Using a process of elimination, the analyst was able to determine that the problem lay with some workstations on the Lan which were misconfigured with an inadequate TCP window transmission site, which meant machines were retransmitting too many packets. "It took a combination of a whole bunch of tools, but it would have been extremely difficult to narrow that down to the Lan," he said. The Itheon tool told him what was not causing the problem, giving him more confidence to identify possible trouble spots in the network.
The bottom line with traditional network modelling technologies is that many companies simply will not have the expertise to use them properly, said Woyzbun.
"Most networked organisations typically do not have the kind of network engineers that it requires to put together a model in the first place, and if the model shows negative performance, to know what changes to make," he said.

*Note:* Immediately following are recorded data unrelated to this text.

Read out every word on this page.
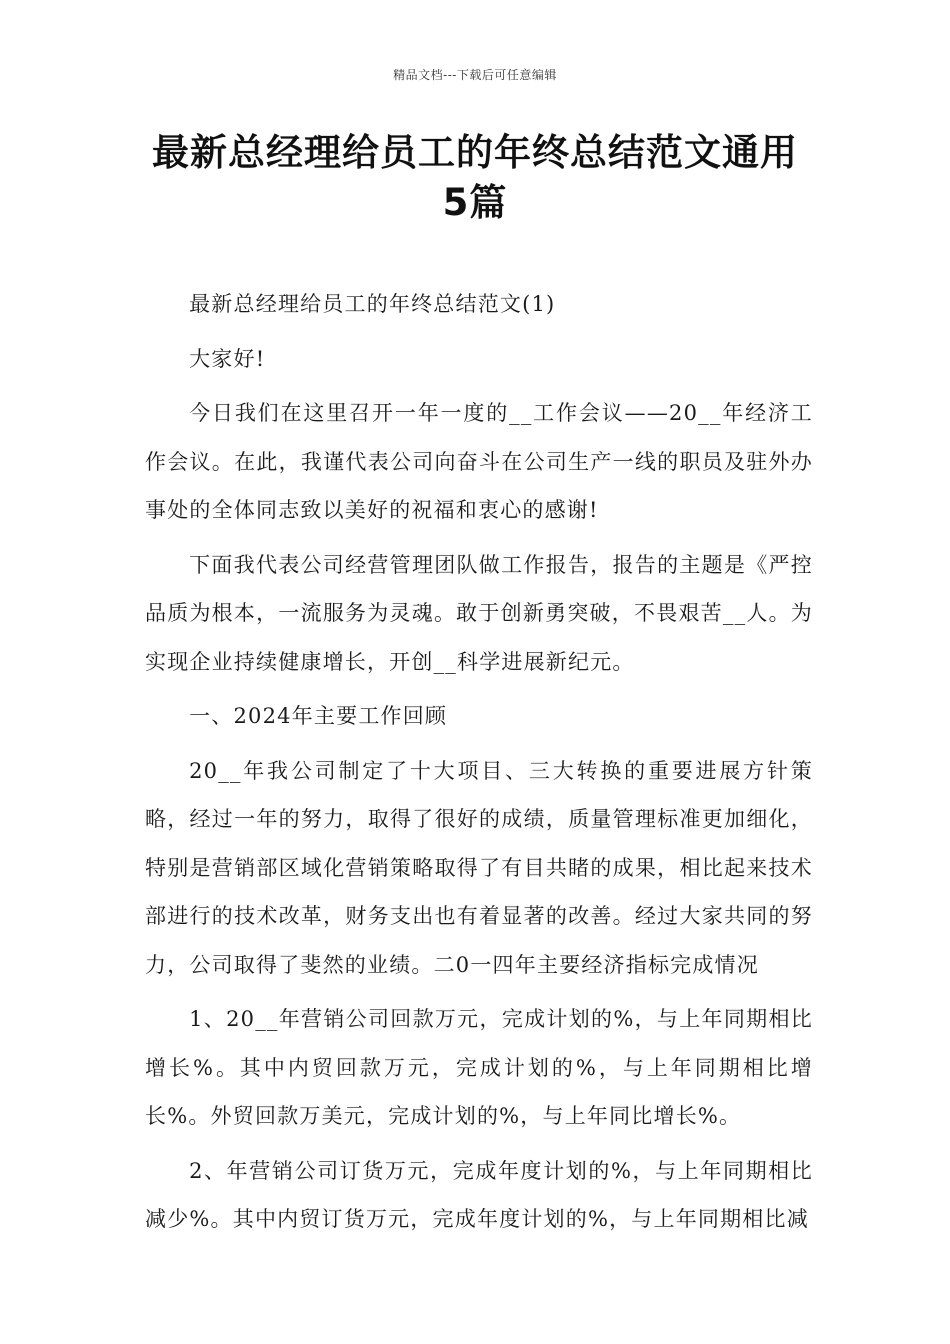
精品文档---下载后可任意编辑
最新总经理给员工的年终总结范文通用
5篇

最新总经理给员工的年终总结范文(1)

大家好!

今日我们在这里召开一年一度的__工作会议——20__年经济工作会议。在此，我谨代表公司向奋斗在公司生产一线的职员及驻外办事处的全体同志致以美好的祝福和衷心的感谢!

下面我代表公司经营管理团队做工作报告，报告的主题是《严控品质为根本，一流服务为灵魂。敢于创新勇突破，不畏艰苦__人。为实现企业持续健康增长，开创__科学进展新纪元。

一、2024年主要工作回顾

20__年我公司制定了十大项目、三大转换的重要进展方针策略，经过一年的努力，取得了很好的成绩，质量管理标准更加细化，特别是营销部区域化营销策略取得了有目共睹的成果，相比起来技术部进行的技术改革，财务支出也有着显著的改善。经过大家共同的努力，公司取得了斐然的业绩。二0一四年主要经济指标完成情况

1、20__年营销公司回款万元，完成计划的%，与上年同期相比增长%。其中内贸回款万元，完成计划的%，与上年同期相比增长%。外贸回款万美元，完成计划的%，与上年同比增长%。

2、年营销公司订货万元，完成年度计划的%，与上年同期相比减少%。其中内贸订货万元，完成年度计划的%，与上年同期相比减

"So the bottom line is that if you are big and complex enough and the application is critical enough, these tools are workable. But either you will have to hire people for the organisation who are familiar with modelling and with that particular tool, or outsource that to a specialised consulting organisation."
Woyzbun also does not believe network modelling or emulation can help to solve all of a network manager's real-world problems. He recalls routers misbehaving when they became saturated.
"Diagnosing router problems was an issue but modelling would not have fixed that problem. It was just a case of the [quality of the] routers, which have been improved by the suppliers." Woyzbun said many problems lie within servers and applications rather than on the network. Stress-testing the servers can help to identify the causes of those problems, but that is handled by an entirely different class of tool.
His point is not entirely valid; modelling tool suppliers like Opnet will help to capture and visualise application and server activity as part of your model. But again, expect the overhead for learning and deploying these tools to be much higher than simply running real applications over a network emulator in the lab.
The ultimate goal for any company deploying network modelling or emulation products would be to enhance its planning capability and optimise its network, but for many the main reason for turning to such tools is for firefighting purposes.
With a high level of expertise required to use traditional modelling products, mid-range businesses are less likely to use this class of application.
Network emulation may be more appropriate here, but larger companies with the resources to invest in building and understanding a virtual model of their network could find themselves able to respond more rapidly to problems - and might end up being able to plan and optimise their networks more effectively, too.